This is an improvement of our pressurized wheel hub disclosed in the above captioned patent application for use in pressurizing the wheel hub automatically. By way of background, a conventional boat trailer utilizes a fixed axle secured to a trailer frame. A wheel assembly is coupled to the axle by use of a wheel hub. The wheel hub employs a bearing assembly to allow free rotation of the hub in relation to the axle. Thus, the wheel assembly, which includes the tire, permits transportation of the boat trailer over a road when trailered by an automobile. The conventional wheel hub employs bearings, namely an inner and outer bearings with an associated inner and outer race, which permits rotational movement in relation to the axle.
As with any friction producing components, it is imperative that the bearings are lubricated in order to prevent premature wear. Typically, a bearing grease is used which liquefies during bearing rotation for use in lubricating the bearings. The grease is sealed within the hub by use of an oil seal positioned along an inner side surface of the hub, and a bearing cap positioned along an outer side surface of the hub. The seals are used to prevent liquified grease from escaping the hub joint.
Thus the integrity of the oil seal and hub cover is critical to prevent loss of grease. Absence of a lubricant can quickly lead to catastrophic failure of the bearings causing hub disengagement of the axle, which can result in wheel assembly loss and the associated dangerous scenario of property and possibly life endangerment. For instance, a trailer carrying a heavy load such as a 25 foot boat, will quickly heat up a bearing that is not properly lubricated. Should the bearing fail, the bearing and race will typically disintegrate with a likely result of the hub and wheel detaching from the axle of the trailer. Boat trailers present an excellent example of premature wear as a boat trailer is typically inserted into water for loading or unloading of the boat. Should there be a failure of the hub seal, water is allowed to enter the hub resulting in the premature wear. In addition, should the water be saltwater, bearing disintegration is greatly enhanced since rust forming on the bearing surfaces will operate to destroy the bearings with very short use.
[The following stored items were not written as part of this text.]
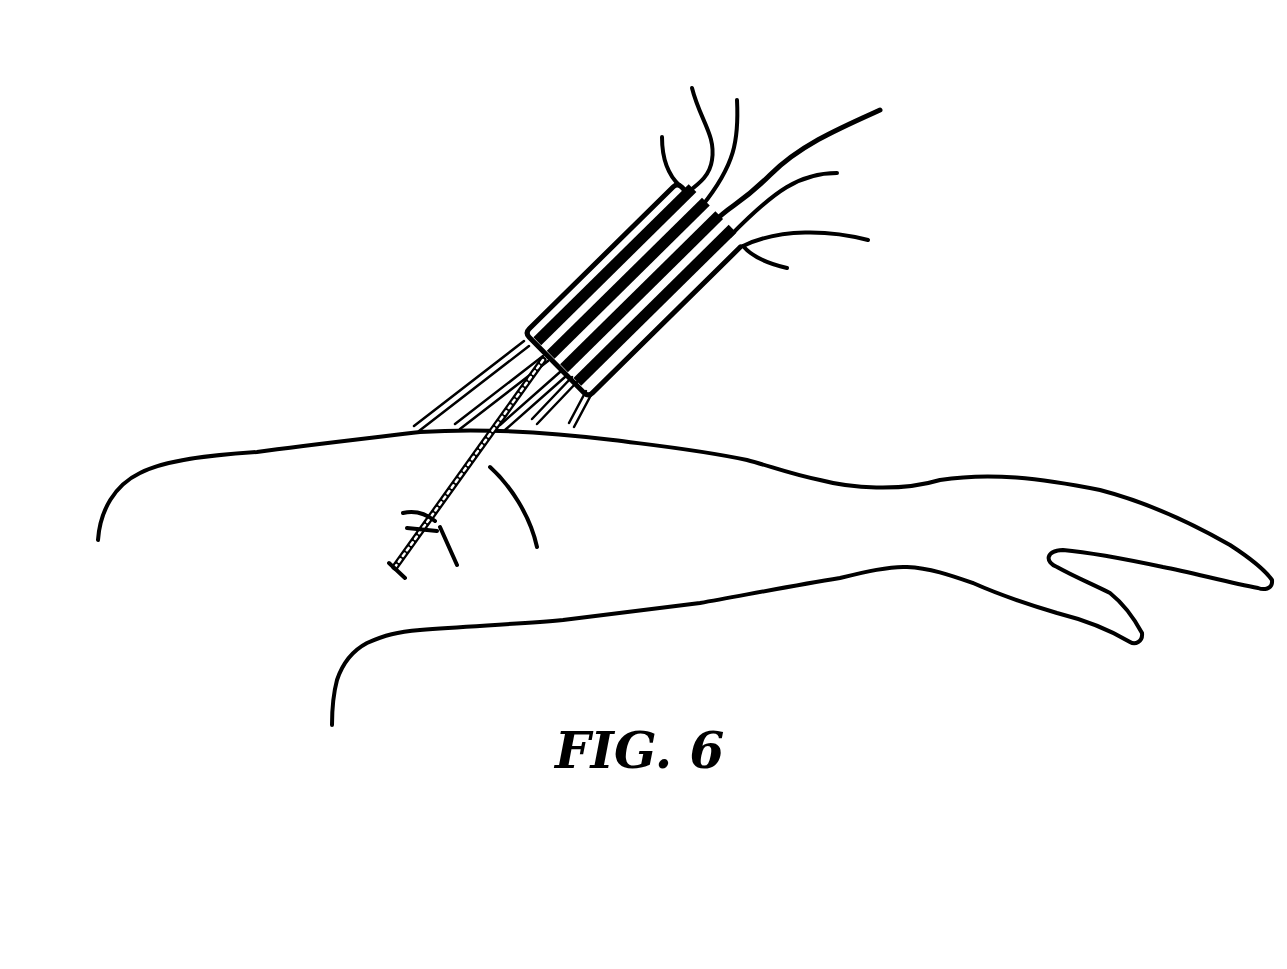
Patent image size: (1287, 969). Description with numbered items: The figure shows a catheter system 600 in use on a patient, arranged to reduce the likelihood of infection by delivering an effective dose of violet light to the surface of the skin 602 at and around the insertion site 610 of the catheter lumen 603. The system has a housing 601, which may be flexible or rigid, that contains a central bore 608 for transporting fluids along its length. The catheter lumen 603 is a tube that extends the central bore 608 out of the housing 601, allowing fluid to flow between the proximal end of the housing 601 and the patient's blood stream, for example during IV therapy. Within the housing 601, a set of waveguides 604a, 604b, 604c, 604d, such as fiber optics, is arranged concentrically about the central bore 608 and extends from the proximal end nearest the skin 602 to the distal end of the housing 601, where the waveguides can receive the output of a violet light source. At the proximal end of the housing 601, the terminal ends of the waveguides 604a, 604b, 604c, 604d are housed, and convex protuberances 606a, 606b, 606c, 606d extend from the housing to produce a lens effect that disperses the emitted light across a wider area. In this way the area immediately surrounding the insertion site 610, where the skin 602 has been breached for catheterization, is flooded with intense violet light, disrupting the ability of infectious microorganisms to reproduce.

The catheter system 600 is at (512, 237).
The housing 601 is at (697, 305).
The skin 602 is at (797, 507).
The catheter lumen 603 is at (418, 550).
The waveguide 604a is at (674, 121).
The waveguide 604b is at (752, 134).
The waveguide 604c is at (823, 196).
The waveguide 604d is at (847, 247).
The convex protuberance 606a is at (522, 345).
The convex protuberance 606b is at (492, 373).
The convex protuberance 606c is at (585, 420).
The convex protuberance 606d is at (583, 412).
The central bore 608 is at (831, 153).
The insertion site 610 is at (418, 525).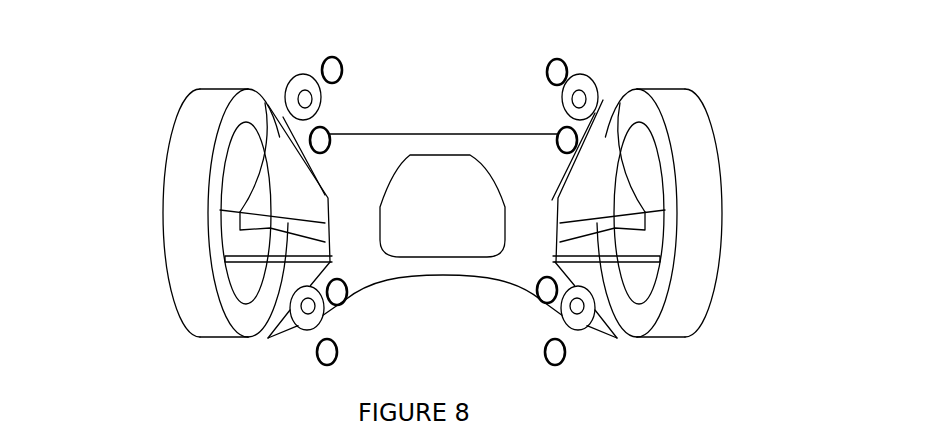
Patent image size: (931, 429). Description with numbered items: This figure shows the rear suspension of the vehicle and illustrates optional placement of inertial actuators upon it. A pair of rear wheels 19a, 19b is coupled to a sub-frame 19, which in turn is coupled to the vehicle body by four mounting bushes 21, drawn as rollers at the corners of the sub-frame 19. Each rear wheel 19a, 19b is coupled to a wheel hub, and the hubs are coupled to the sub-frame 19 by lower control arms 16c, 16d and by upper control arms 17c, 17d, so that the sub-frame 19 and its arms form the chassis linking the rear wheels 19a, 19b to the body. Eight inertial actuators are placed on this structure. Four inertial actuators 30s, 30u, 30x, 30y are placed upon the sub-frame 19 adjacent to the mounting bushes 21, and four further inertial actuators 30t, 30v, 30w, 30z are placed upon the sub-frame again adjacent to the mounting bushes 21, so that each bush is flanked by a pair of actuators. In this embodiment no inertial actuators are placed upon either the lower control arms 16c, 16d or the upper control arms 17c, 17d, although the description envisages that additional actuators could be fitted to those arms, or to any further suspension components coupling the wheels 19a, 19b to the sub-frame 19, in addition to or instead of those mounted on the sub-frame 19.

In light of the above numerous attempts have been made in order to prevent loss of bearing lubricant Many prior art wheel hub devices maintain pressurized grease within the hub. A very successful system consists of a modified hub cap having a grease fitting with a spring which visually indicates that grease has been inserted into the hub. However, should the hub seal fail, the assembly will actually facilitate grease being pushed through the seal. Should the spring jam, even if the bearing indicator illustrate that grease is prevalent in the seal, it may be providing a false indication. In addition, a slow leak will allow grease to be inserted into the hub and upon liquification during operation the seal could allow the liquified grease to easily escape.
Unfortunately, a spring loaded system to pressurize grease into the hub results in an excess amount of grease injected into the hub for proper operation. This results in an obvious waste of grease for only the bearing rollers must be lubricated. Thus, the amount of grease necessary is simply a coating over the bearing rollers. The spring loaded system advocates that should a seal leak, the user need simply pump more grease into the wheel hub on a continuous basis. Of course, the grease continues to leak from the wheel hub because the breach in the seal remains. For instance, a person may check a hub and insert grease into the hub before taking the trailer on the road. Once the trailer reaches operating speed, the liquified grease may easily escape. Should the operator back trailer into a lake, for purposes of unloading a boat, grease that has escaped from the hub and remains on the trailer will be exposed to the water.
Prior art patents directed to wheel bearing lubricators teach that the release of grease into the water is advantageous. Vangalis, U.S. Pat. No. 3,785,706, discloses a hub cap of transparent plastic which is closed at the outer end and contains a spring-backed piston for applying pressure on lubricant grease in the hub cap for yielding when the lubricant expands. The hub cap has two small vents, one for permitting lubricant to escape when expansion is excessive and the other to vent the enclosed portion of the hub behind the piston to atmospheric pressure.
Ploeger, U.S. Pat. No. 4,190,133, discloses a wheel bearing pressure lubricator for hubs subject to periodic submersion in water. The device includes a piston for relieving excess lubricant pressure and a piston position indicator providing a visual indication when the piston is in hub filled position and when the piston is in a no pressure position at which the piston ceases to apply pressure to the lubricant in the hub.
The adverse environmental impact of petroleum product contamination of natural water environments is well known. The constant expulsion of grease into natural waters by the prior art bearing lubrication systems will have a cumulative negative impact on the environment. In the year 2001, the National Marine Manufacturers Association estimated that 7,564,900 boat trailers were in operation, a significant number of which are continuously expelling grease into natural waters. Should the water be a reservoir for drinking water, even a few drops of oil can result in system contamination. However, it is well known that any oil in water has an adverse effect to wildlife. The continued water pollution by leaking wheel hubs is unnecessary and preventable, and that there remains a need for an “environmentally friendly” system of bearing maintenance.
Thus, what is lacking in the art is a positive indication of hub and oil seal integrity to indicate availability of bearing grease within the hub which does not release grease into the environment.